Breaking

Sabtu, 13 Mei 2017

Tradisi Menjual Istri di Eropa

Mengangkat derajat wanita dan menempatkannya pada tempat yang semestinya adalah ciri ajaran Islam sejak mula. Di era modern, mungkin sebagian orang sulit menolak klaim ini. Karena banyaknya kebohongan dan pengkaburan ajaran Islam. Islam dicitrakan sebagai agama yang memperbudak wanita. Islam dikesankan menjadikan wanita sebagai pemuas nafsu. Dll. Bagi orang-orang yang terpengaruh isu ini, perlu diberikan pemahaman dari sisi historis. Bagaimana kondisi wanita sebelum Islam diturunkan. Atau pada masyarakat yang tidak mengenal Islam. Sehingga mereka memiliki komparasi untuk menilai benar tidaknya klaim bahwa Islam memuliakan wanita.


Samuel Pyeatt Menefee dalam karyanya Wives for Sale: Ethnographic Study of British Popular Divorce, mengungkap sebuah realita yang mengejutkan. Ia menyatakan tradisi menjual istri berlangsung selama 500 tahun di Inggris. Perbuatan keji ini dilakukan sebagai alternative dari perceraian.

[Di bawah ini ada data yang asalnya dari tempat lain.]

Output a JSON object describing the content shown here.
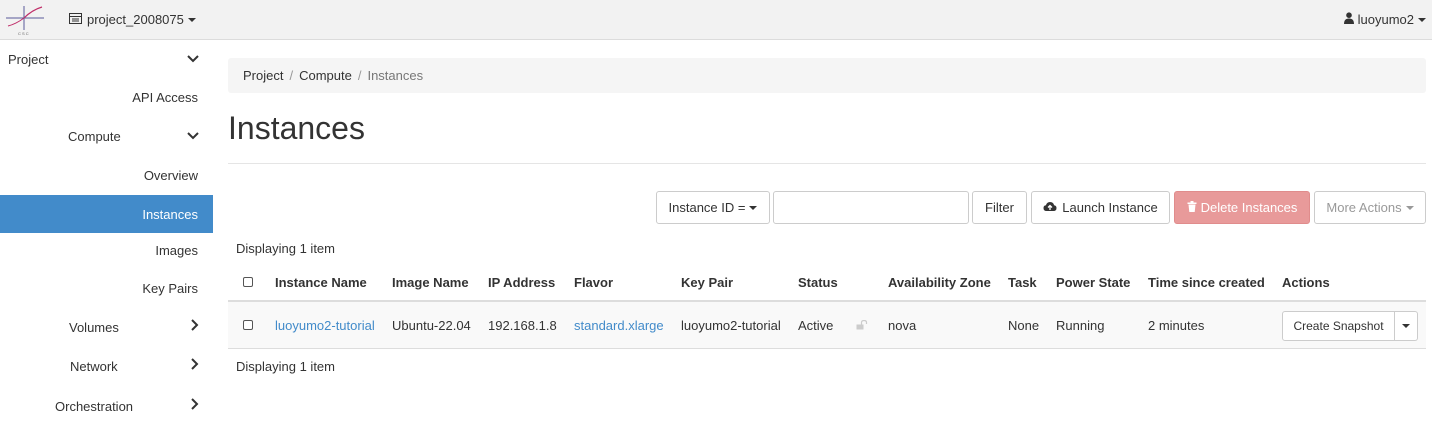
{
  "header": {
    "project_name": "project_2008075",
    "user_name": "luoyumo2"
  },
  "sidebar": {
    "project_label": "Project",
    "api_access": "API Access",
    "compute_label": "Compute",
    "overview": "Overview",
    "instances": "Instances",
    "images": "Images",
    "key_pairs": "Key Pairs",
    "volumes": "Volumes",
    "network": "Network",
    "orchestration": "Orchestration"
  },
  "breadcrumb": [
    "Project",
    "Compute",
    "Instances"
  ],
  "page_title": "Instances",
  "toolbar": {
    "filter_field": "Instance ID =",
    "filter_input_value": "",
    "filter_button": "Filter",
    "launch_button": "Launch Instance",
    "delete_button": "Delete Instances",
    "more_button": "More Actions"
  },
  "display_count": "Displaying 1 item",
  "table": {
    "columns": [
      "Instance Name",
      "Image Name",
      "IP Address",
      "Flavor",
      "Key Pair",
      "Status",
      "Availability Zone",
      "Task",
      "Power State",
      "Time since created",
      "Actions"
    ],
    "rows": [
      {
        "instance_name": "luoyumo2-tutorial",
        "image_name": "Ubuntu-22.04",
        "ip_address": "192.168.1.8",
        "flavor": "standard.xlarge",
        "key_pair": "luoyumo2-tutorial",
        "status": "Active",
        "availability_zone": "nova",
        "task": "None",
        "power_state": "Running",
        "time_since_created": "2 minutes",
        "action": "Create Snapshot"
      }
    ]
  },
  "colors": {
    "accent": "#428bca",
    "danger_disabled": "#e89a9a"
  }
}
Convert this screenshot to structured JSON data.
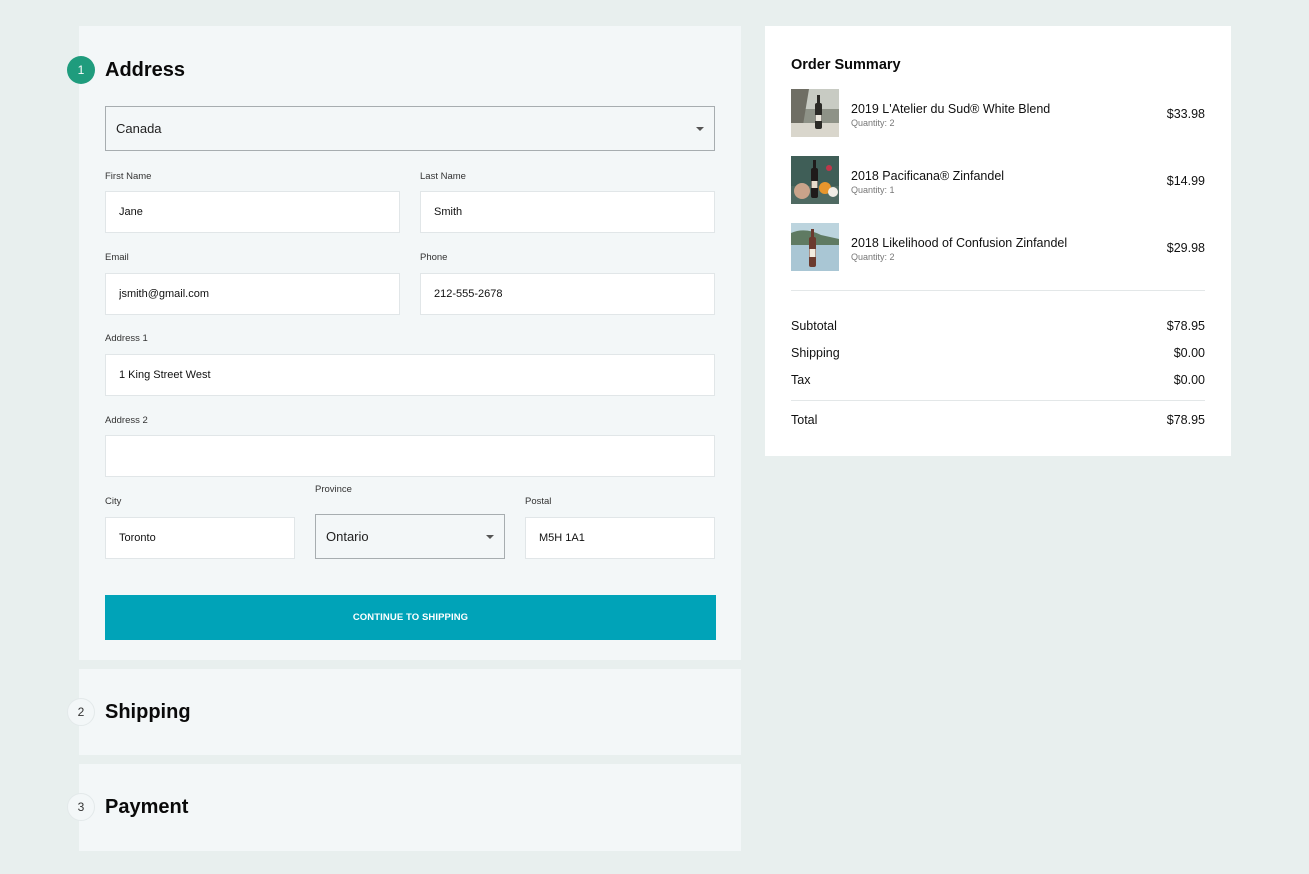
{
  "steps": [
    {
      "number": "1",
      "title": "Address"
    },
    {
      "number": "2",
      "title": "Shipping"
    },
    {
      "number": "3",
      "title": "Payment"
    }
  ],
  "address_form": {
    "country": "Canada",
    "first_name": {
      "label": "First Name",
      "value": "Jane"
    },
    "last_name": {
      "label": "Last Name",
      "value": "Smith"
    },
    "email": {
      "label": "Email",
      "value": "jsmith@gmail.com"
    },
    "phone": {
      "label": "Phone",
      "value": "212-555-2678"
    },
    "address1": {
      "label": "Address 1",
      "value": "1 King Street West"
    },
    "address2": {
      "label": "Address 2",
      "value": ""
    },
    "city": {
      "label": "City",
      "value": "Toronto"
    },
    "province": {
      "label": "Province",
      "value": "Ontario"
    },
    "postal": {
      "label": "Postal",
      "value": "M5H 1A1"
    },
    "continue_label": "CONTINUE TO SHIPPING"
  },
  "order_summary": {
    "title": "Order Summary",
    "items": [
      {
        "name": "2019 L'Atelier du Sud® White Blend",
        "quantity": "Quantity: 2",
        "price": "$33.98"
      },
      {
        "name": "2018 Pacificana® Zinfandel",
        "quantity": "Quantity: 1",
        "price": "$14.99"
      },
      {
        "name": "2018 Likelihood of Confusion Zinfandel",
        "quantity": "Quantity: 2",
        "price": "$29.98"
      }
    ],
    "subtotal": {
      "label": "Subtotal",
      "value": "$78.95"
    },
    "shipping": {
      "label": "Shipping",
      "value": "$0.00"
    },
    "tax": {
      "label": "Tax",
      "value": "$0.00"
    },
    "total": {
      "label": "Total",
      "value": "$78.95"
    }
  },
  "colors": {
    "background": "#e8efee",
    "panel": "#f3f7f8",
    "accent_button": "#00a3b8",
    "active_step": "#1f9c7d"
  }
}
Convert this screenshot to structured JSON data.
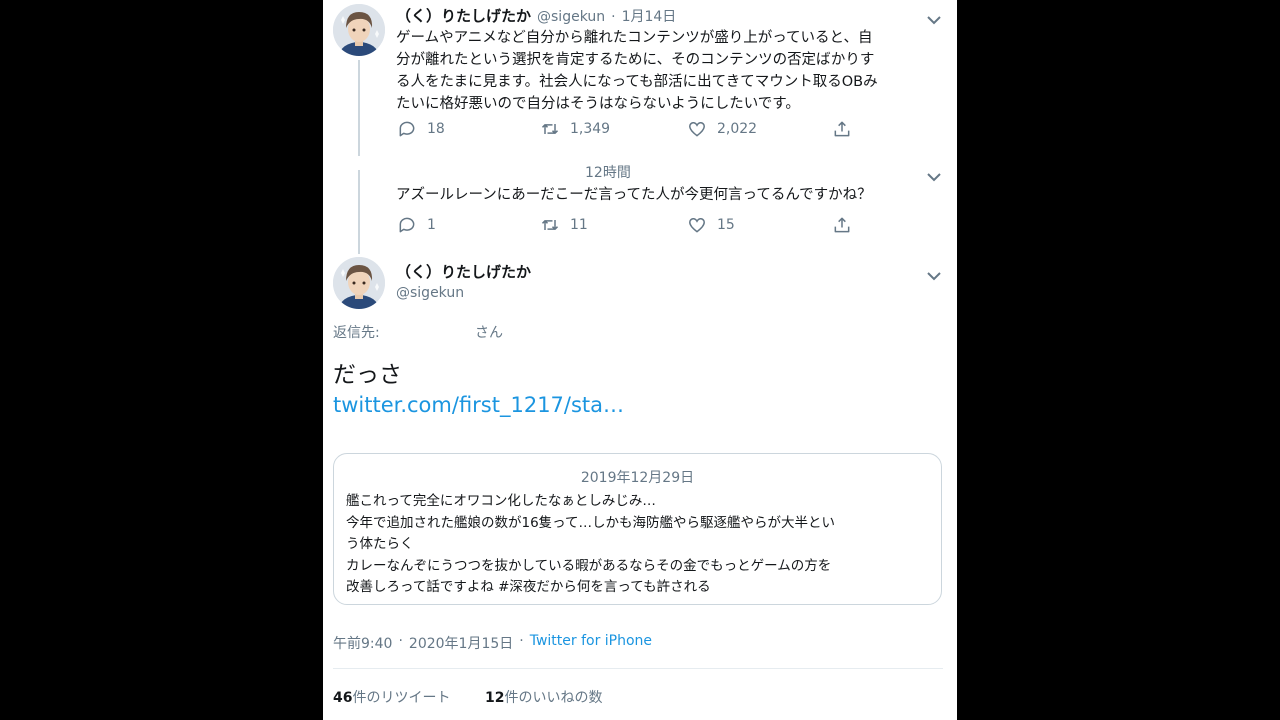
{
  "tweet1": {
    "display_name": "（く）りたしげたか",
    "handle": "@sigekun",
    "sep": "·",
    "date": "1月14日",
    "text_lines": [
      "ゲームやアニメなど自分から離れたコンテンツが盛り上がっていると、自",
      "分が離れたという選択を肯定するために、そのコンテンツの否定ばかりす",
      "る人をたまに見ます。社会人になっても部活に出てきてマウント取るOBみ",
      "たいに格好悪いので自分はそうはならないようにしたいです。"
    ],
    "replies": "18",
    "retweets": "1,349",
    "likes": "2,022"
  },
  "tweet2": {
    "time": "12時間",
    "text": "アズールレーンにあーだこーだ言ってた人が今更何言ってるんですかね？",
    "replies": "1",
    "retweets": "11",
    "likes": "15"
  },
  "main": {
    "display_name": "（く）りたしげたか",
    "handle": "@sigekun",
    "reply_to_label": "返信先:",
    "reply_to_suffix": "さん",
    "text": "だっさ",
    "link": "twitter.com/first_1217/sta…",
    "quote": {
      "date": "2019年12月29日",
      "lines": [
        "艦これって完全にオワコン化したなぁとしみじみ…",
        "今年で追加された艦娘の数が16隻って…しかも海防艦やら駆逐艦やらが大半とい",
        "う体たらく",
        "カレーなんぞにうつつを抜かしている暇があるならその金でもっとゲームの方を",
        "改善しろって話ですよね #深夜だから何を言っても許される"
      ]
    },
    "time": "午前9:40",
    "sep1": "·",
    "date": "2020年1月15日",
    "sep2": "·",
    "client": "Twitter for iPhone",
    "retweet_count": "46",
    "retweet_label": "件のリツイート",
    "like_count": "12",
    "like_label": "件のいいねの数"
  },
  "icons": {
    "caret": "chevron-down-icon",
    "reply": "reply-icon",
    "retweet": "retweet-icon",
    "like": "heart-icon",
    "share": "share-icon"
  },
  "colors": {
    "background": "#000000",
    "panel": "#ffffff",
    "text": "#14171a",
    "muted": "#657786",
    "link": "#1b95e0",
    "border": "#ccd6dd"
  }
}
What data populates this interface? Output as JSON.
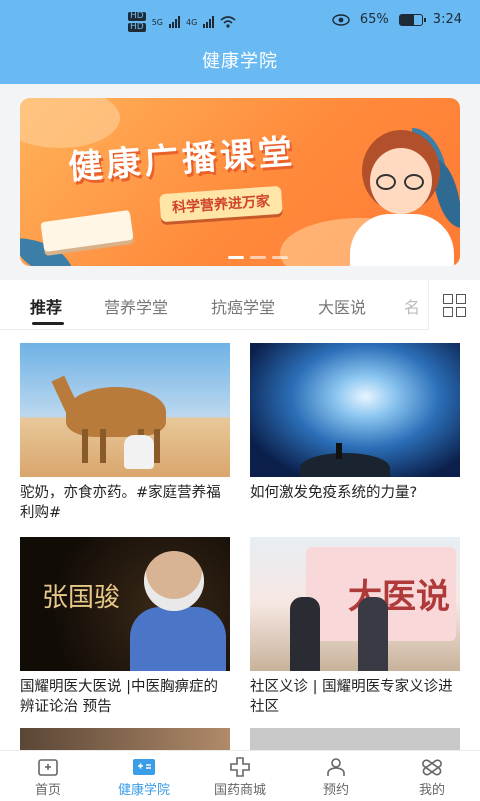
{
  "status_bar": {
    "hd1": "HD",
    "hd2": "HD",
    "net1": "5G",
    "net2": "4G",
    "battery": "65%",
    "battery_level": 0.65,
    "time": "3:24"
  },
  "header": {
    "title": "健康学院"
  },
  "banner": {
    "title": "健康广播课堂",
    "subtitle": "科学营养进万家",
    "slide_count": 3,
    "active_slide": 0
  },
  "tabs": {
    "items": [
      "推荐",
      "营养学堂",
      "抗癌学堂",
      "大医说",
      "名"
    ],
    "active": 0
  },
  "articles": [
    {
      "title": "驼奶，亦食亦药。#家庭营养福利购#",
      "thumb": "camel-desert-image"
    },
    {
      "title": "如何激发免疫系统的力量?",
      "thumb": "galaxy-image"
    },
    {
      "title": "国耀明医大医说 |中医胸痹症的辨证论治 预告",
      "thumb": "doctor-portrait-image",
      "overlay_text": "张国骏"
    },
    {
      "title": "社区义诊 | 国耀明医专家义诊进社区",
      "thumb": "community-event-image",
      "overlay_text": "大医说"
    }
  ],
  "bottom_nav": {
    "items": [
      {
        "label": "首页",
        "icon": "home-icon"
      },
      {
        "label": "健康学院",
        "icon": "academy-icon"
      },
      {
        "label": "国药商城",
        "icon": "mall-icon"
      },
      {
        "label": "预约",
        "icon": "appointment-icon"
      },
      {
        "label": "我的",
        "icon": "profile-icon"
      }
    ],
    "active": 1
  },
  "colors": {
    "primary": "#69b9f2",
    "accent": "#3a9de8",
    "banner_orange": "#ff8a3c"
  }
}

Di Eropa, pada abad pertengahan (sejak bersatunya kembali daerah bekas kekuasaan Kekaisaran Romawi Barat di bawah prakarsa raja Charlemagne pada abad 5 hingga Renaisans pada tahun 1517), wanita memiliki kedudukan yang sangat rendah di sisi suami-suami mereka setelah menikah. Wanita-wanita yang telah bersuami tak lagi memiliki hak atas dirinya. Tradisi ini dikenal dengan coverture.

Pada masa itu, seorang perempuan bersuami tidak mungkin memiliki hak, walaupun atas dirinya sendiri. Mereka adalah ‘barang’ miliki suami mereka. Sehingga para suami merasa punya hak menjual ‘barang-barang’ milik mereka. Sejarah ini juga dicatat dalam buku Uncle John’s Bathroom Reader Plunges Into History Again.

Tidak diketahui persis kapan tradisi keji ini dimulai. Siapa orang pertama yang memulai melelang istri di Eropa. Namun, tradisi ini marak dilakukan pada akhir abad ke-17. Teknis penjualan istri ini pertama-tama diiklankan dulu di media informasi yang berlaku di masa itu. Sehingga orang-orang mengetahui bahwa istri si Fulan dijual. Setelah orang-orang tahu, barulah dijual di tempat-tempat pelelangan.

Yang menyedihkan dan terasa begitu hina, wanita-wanita malang itu dijajarkan di tempat yang tinggi semacam panggung. Sementara leher-leher mereka diikat. Para suami merekalah yang memegang ikatannya. Kadang tali-tali itu diikatkan di pergelangan tangan atau pinggang. Lelang terus berlangsung hingga ada suami baru yang membelinya dengan harga yan disepakati. Berpindahlah kepemilikan.

Tradisi ini terus berlangsung hingga abad ke-18 dan 19. Para suami menganggap hal ini sebagai solusi dari rumah tangga yang mengecewakan. Sebenarnya, pada tahun 1690 sudah ditetapkan aturan perceraian oleh parlemen. Namun cara ini dianggap memakan waktu yang lama dan menghabiskan banyak dana.

Puncak tradisi ini terjadi pada tahun 1780 dan 1850. Saat itu, di Brimingham, Inggris, sekitar 300 orang istri dijual. Sebenarnya wanita-wanita ini menolak diperlakukan demikian, namun tidak ada undang-undang yang melindungi mereka. Yang membela hak-hak asasi wanita.

Pada awal abad ke-20 perdagangan wanita seperti ini masih terjadi di Eropa, khususnya Inggris. Akhirnya, pada 1913, para wanita menuntut ditetapkannya undang-undang yang melarang perdagangan perempuan. Dan para wanita pun memiliki perlindungan hak secara hukum.

Karena itu, tidak heran jika orang-orang Eropa sangat anti dengan hukum-hukum agama yang terkesan mengekang wanita. Mereka memiliki trauma sejarah dengan gereja, negara, dan kaum laki-laki. Kemudian apa yang mereka rasakan ini hendak mereka transfer ke negeri-negeri Islam. Padahal Islam telah mendudukkan wanita di tempat yang mulia. Dengan Islam, wanita muslimah tidak memiliki trauma seperti yang mereka alami. Segala puji bagi Allah ï·» atas nikmat Islam.